If your Flutter and Firebase AI chatbot feels slow, the symptom is usually not 'Flutter is bad.' It is usually a mix of heavy first paint, too many...
Opening
If your Flutter and Firebase AI chatbot feels slow, the symptom is usually not "Flutter is bad." It is usually a mix of heavy first paint, too many network round trips, unbounded chatbot payloads, and Firebase reads that fire before the UI needs them.
The first thing I would inspect is the actual user path from cold start to first useful response: app launch, auth state, Firestore reads, model request, and any images, fonts, or third-party scripts loaded on that path. In most cases, the biggest business problem is not just poor Core Web Vitals. It is broken onboarding, higher drop-off, and more support load because users think the product is stuck.
Launch Ready is the sprint I use when the fix needs to be done fast without turning into a rewrite.
Triage in the First Hour
1. Open Lighthouse and record mobile scores for LCP, CLS, INP, and TBT on the main chat route. 2. Check Firebase console for Firestore read counts, document sizes, function logs, auth errors, and quota spikes. 3. Inspect Flutter build output for oversized assets, debug flags left on, and unneeded packages. 4. Review network waterfall in Chrome DevTools for duplicate requests, slow API calls, and blocking scripts. 5. Check whether chat history loads before first render or after the UI is already waiting. 6. Open Cloudflare analytics if it is already in place and look for caching misses and bot traffic. 7. Review deployment settings for environment variables exposed in client code or missing secrets. 8. Inspect error logs for failed model calls, timeouts, retries, and auth refresh loops. 9. Look at the mobile app start screen on a real device with throttled 4G and CPU slowdown. 10. Confirm whether images are compressed and whether fonts are self-hosted or blocking render.

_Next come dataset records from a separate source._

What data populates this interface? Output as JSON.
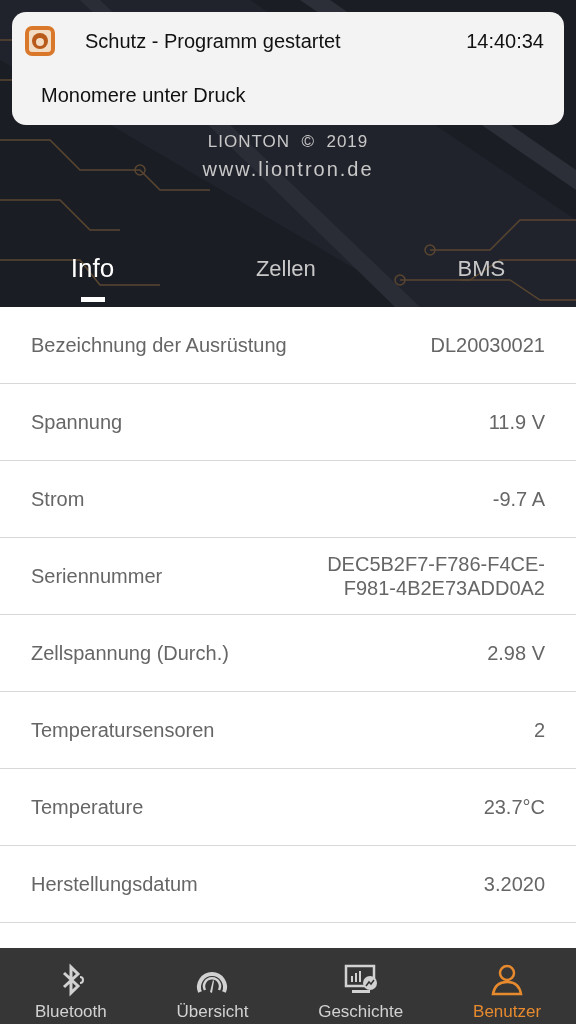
{
  "notification": {
    "title": "Schutz - Programm gestartet",
    "time": "14:40:34",
    "body": "Monomere unter Druck"
  },
  "header": {
    "copyright": "LIONTON  ©  2019",
    "website": "www.liontron.de"
  },
  "tabs": [
    {
      "label": "Info",
      "selected": true
    },
    {
      "label": "Zellen",
      "selected": false
    },
    {
      "label": "BMS",
      "selected": false
    }
  ],
  "rows": [
    {
      "label": "Bezeichnung der Ausrüstung",
      "value": "DL20030021"
    },
    {
      "label": "Spannung",
      "value": "11.9 V"
    },
    {
      "label": "Strom",
      "value": "-9.7 A"
    },
    {
      "label": "Seriennummer",
      "value": "DEC5B2F7-F786-F4CE-F981-4B2E73ADD0A2"
    },
    {
      "label": "Zellspannung (Durch.)",
      "value": "2.98 V"
    },
    {
      "label": "Temperatursensoren",
      "value": "2"
    },
    {
      "label": "Temperature",
      "value": "23.7°C"
    },
    {
      "label": "Herstellungsdatum",
      "value": "3.2020"
    }
  ],
  "tab_bar": [
    {
      "kind": "bluetooth",
      "label": "Bluetooth",
      "selected": false
    },
    {
      "kind": "gauge",
      "label": "Übersicht",
      "selected": false
    },
    {
      "kind": "history",
      "label": "Geschichte",
      "selected": false
    },
    {
      "kind": "user",
      "label": "Benutzer",
      "selected": true
    }
  ]
}
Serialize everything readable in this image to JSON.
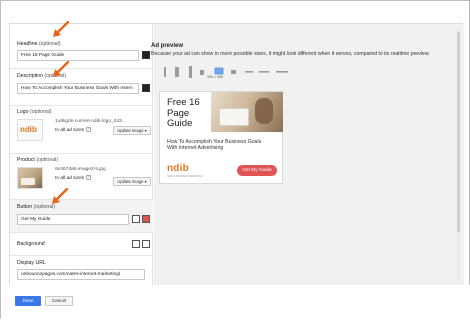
{
  "fields": {
    "headline": {
      "label": "Headline",
      "optional": "(optional)",
      "value": "Free 16 Page Guide",
      "color": "#222222"
    },
    "description": {
      "label": "Description",
      "optional": "(optional)",
      "value": "How To Accomplish Your Business Goals With Intern",
      "color": "#222222"
    },
    "logo": {
      "label": "Logo",
      "optional": "(optional)",
      "filename": "1u8kgds-current-ndib-logo_043...",
      "sizes": "In all ad sizes",
      "update_label": "Update image ▾"
    },
    "product": {
      "label": "Product",
      "optional": "(optional)",
      "filename": "6e367da5-image2-5.jpg",
      "sizes": "In all ad sizes",
      "update_label": "Update image ▾"
    },
    "button": {
      "label": "Button",
      "optional": "(optional)",
      "value": "Get My Guide",
      "color_bg": "#ffffff",
      "color_accent": "#e05454"
    },
    "background": {
      "label": "Background"
    },
    "display_url": {
      "label": "Display URL",
      "value": "unbouncepages.com/nates-internet-marketing/"
    }
  },
  "preview": {
    "title": "Ad preview",
    "subtitle": "Because your ad can show in more possible sizes, it might look different when it serves, compared to its realtime preview.",
    "selected_size": "300 × 250",
    "ad": {
      "headline": "Free 16 Page Guide",
      "description": "How To Accomplish Your Business Goals With Internet Advertising",
      "logo_text": "ndib",
      "logo_sub": "NATE'S INTERNET MARKETING",
      "cta": "Get My Guide"
    }
  },
  "footer": {
    "done_label": "Done",
    "cancel_label": "Cancel"
  },
  "colors": {
    "accent_blue": "#3b78e7",
    "arrow_orange": "#e8661c",
    "cta_red": "#e05454",
    "logo_orange": "#e07a22"
  }
}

flutter build web --profile firebase functions:log lighthouse https://your-domain.com/chat --preset=mobile
Root Causes
| Likely cause | What it looks like | How I confirm it | |---|---|---| | Too much work before first paint | Blank screen or spinner for 3 to 8 seconds | Trace startup with DevTools and measure time to first meaningful UI | | Firestore reads on app start | Multiple queries before user clicks anything | Check network waterfall and Firestore usage by screen | | Chat payloads too large | Slow message rendering after long conversations | Inspect document size and message history length | | Model request waits on extra logic | User waits while auth checks or profile fetches finish | Review request chain from button tap to response | | Heavy assets or web bundle | High LCP and poor mobile performance | Audit bundle size and image/font delivery | | Weak caching or no edge protection | Repeat visits still feel slow | Compare cold vs warm load times through Cloudflare |
The most common root cause in AI chatbot products is that the app tries to do too much at once: load identity state, fetch profile data, pull chat history, prepare prompt context, then call the model. That sequence creates visible delay even when each step seems "fine" in isolation.

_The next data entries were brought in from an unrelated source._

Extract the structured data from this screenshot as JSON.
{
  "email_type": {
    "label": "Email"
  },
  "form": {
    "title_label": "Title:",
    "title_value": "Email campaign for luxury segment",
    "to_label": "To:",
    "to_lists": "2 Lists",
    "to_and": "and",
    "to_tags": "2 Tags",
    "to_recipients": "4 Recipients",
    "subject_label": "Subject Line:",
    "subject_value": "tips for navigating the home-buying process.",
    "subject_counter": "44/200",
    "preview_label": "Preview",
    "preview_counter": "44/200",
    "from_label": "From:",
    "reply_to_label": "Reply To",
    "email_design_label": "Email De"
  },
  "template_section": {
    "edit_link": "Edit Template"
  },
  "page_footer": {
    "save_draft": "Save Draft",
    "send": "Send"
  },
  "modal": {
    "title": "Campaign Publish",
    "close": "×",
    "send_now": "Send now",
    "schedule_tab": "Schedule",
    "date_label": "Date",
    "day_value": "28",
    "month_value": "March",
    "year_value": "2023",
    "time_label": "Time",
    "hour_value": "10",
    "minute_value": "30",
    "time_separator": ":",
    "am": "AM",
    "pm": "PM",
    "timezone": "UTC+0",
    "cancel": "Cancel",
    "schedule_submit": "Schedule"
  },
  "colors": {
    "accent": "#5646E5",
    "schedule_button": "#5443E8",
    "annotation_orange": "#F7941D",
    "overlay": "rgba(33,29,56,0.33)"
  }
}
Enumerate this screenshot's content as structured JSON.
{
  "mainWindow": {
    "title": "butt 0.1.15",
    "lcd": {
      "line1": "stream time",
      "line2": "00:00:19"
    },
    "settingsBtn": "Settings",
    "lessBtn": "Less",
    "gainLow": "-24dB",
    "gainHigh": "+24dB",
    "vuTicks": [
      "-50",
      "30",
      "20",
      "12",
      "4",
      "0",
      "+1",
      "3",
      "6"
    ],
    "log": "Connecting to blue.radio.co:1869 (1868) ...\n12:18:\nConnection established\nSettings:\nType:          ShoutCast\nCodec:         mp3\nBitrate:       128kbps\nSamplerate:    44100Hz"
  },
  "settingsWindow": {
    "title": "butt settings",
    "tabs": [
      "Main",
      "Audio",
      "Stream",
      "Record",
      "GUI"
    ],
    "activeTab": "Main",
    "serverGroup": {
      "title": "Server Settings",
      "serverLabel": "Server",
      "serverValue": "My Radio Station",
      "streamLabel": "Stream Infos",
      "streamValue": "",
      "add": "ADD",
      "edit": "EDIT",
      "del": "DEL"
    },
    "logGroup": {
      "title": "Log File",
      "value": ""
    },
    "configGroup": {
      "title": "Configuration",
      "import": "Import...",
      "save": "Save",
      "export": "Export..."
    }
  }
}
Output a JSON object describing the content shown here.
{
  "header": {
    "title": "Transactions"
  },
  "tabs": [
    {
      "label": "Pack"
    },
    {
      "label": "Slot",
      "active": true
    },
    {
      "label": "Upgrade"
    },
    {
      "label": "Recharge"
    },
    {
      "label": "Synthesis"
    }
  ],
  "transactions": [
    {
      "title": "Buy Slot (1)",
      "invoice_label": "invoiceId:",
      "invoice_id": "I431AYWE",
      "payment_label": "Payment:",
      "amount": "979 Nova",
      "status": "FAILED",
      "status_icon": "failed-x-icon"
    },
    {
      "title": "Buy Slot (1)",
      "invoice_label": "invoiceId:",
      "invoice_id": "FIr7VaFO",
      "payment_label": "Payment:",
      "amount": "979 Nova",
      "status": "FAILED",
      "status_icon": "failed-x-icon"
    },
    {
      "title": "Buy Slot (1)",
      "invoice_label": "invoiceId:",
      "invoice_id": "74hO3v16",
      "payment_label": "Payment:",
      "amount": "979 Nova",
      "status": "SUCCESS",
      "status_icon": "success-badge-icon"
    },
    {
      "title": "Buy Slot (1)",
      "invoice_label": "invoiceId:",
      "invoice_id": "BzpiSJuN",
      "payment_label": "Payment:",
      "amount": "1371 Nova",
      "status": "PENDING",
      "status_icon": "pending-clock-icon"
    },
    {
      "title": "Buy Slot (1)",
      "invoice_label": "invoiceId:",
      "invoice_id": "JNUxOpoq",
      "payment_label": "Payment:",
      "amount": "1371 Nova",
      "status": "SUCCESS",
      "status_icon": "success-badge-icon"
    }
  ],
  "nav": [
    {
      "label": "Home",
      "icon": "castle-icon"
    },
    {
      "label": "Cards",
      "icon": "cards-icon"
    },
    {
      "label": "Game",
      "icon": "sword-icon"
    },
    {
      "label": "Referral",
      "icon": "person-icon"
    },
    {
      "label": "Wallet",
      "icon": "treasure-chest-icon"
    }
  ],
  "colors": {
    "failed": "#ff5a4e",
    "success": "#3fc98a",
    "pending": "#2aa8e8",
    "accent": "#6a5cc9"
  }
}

I also see founders store too much conversation data in one Firestore document or render every message as if it were critical above the fold. That hurts both performance and reliability because one large thread can become expensive to read and expensive to display.
The Fix Plan
1. I would separate what must happen at startup from what can wait until after first paint.
- Show the shell immediately.
- Load chat history lazily.
- Fetch profile context only when needed.
2. I would reduce Firestore reads aggressively.
- Cache session-level data locally where safe.
- Query only the latest messages first.
- Paginate older conversation history instead of loading everything.
3. I would shorten the chatbot request path.
- Remove unnecessary middleware between tap and response.
- Move prompt assembly into a small server-side function if it currently happens in the client.
- Add timeout handling so users get a clear fallback instead of an endless spinner.
4. I would split large documents into smaller records.
- Store conversations as threads plus message rows or subcollections.
- Keep metadata separate from content-heavy fields.
- Avoid writing full transcripts back into one document repeatedly.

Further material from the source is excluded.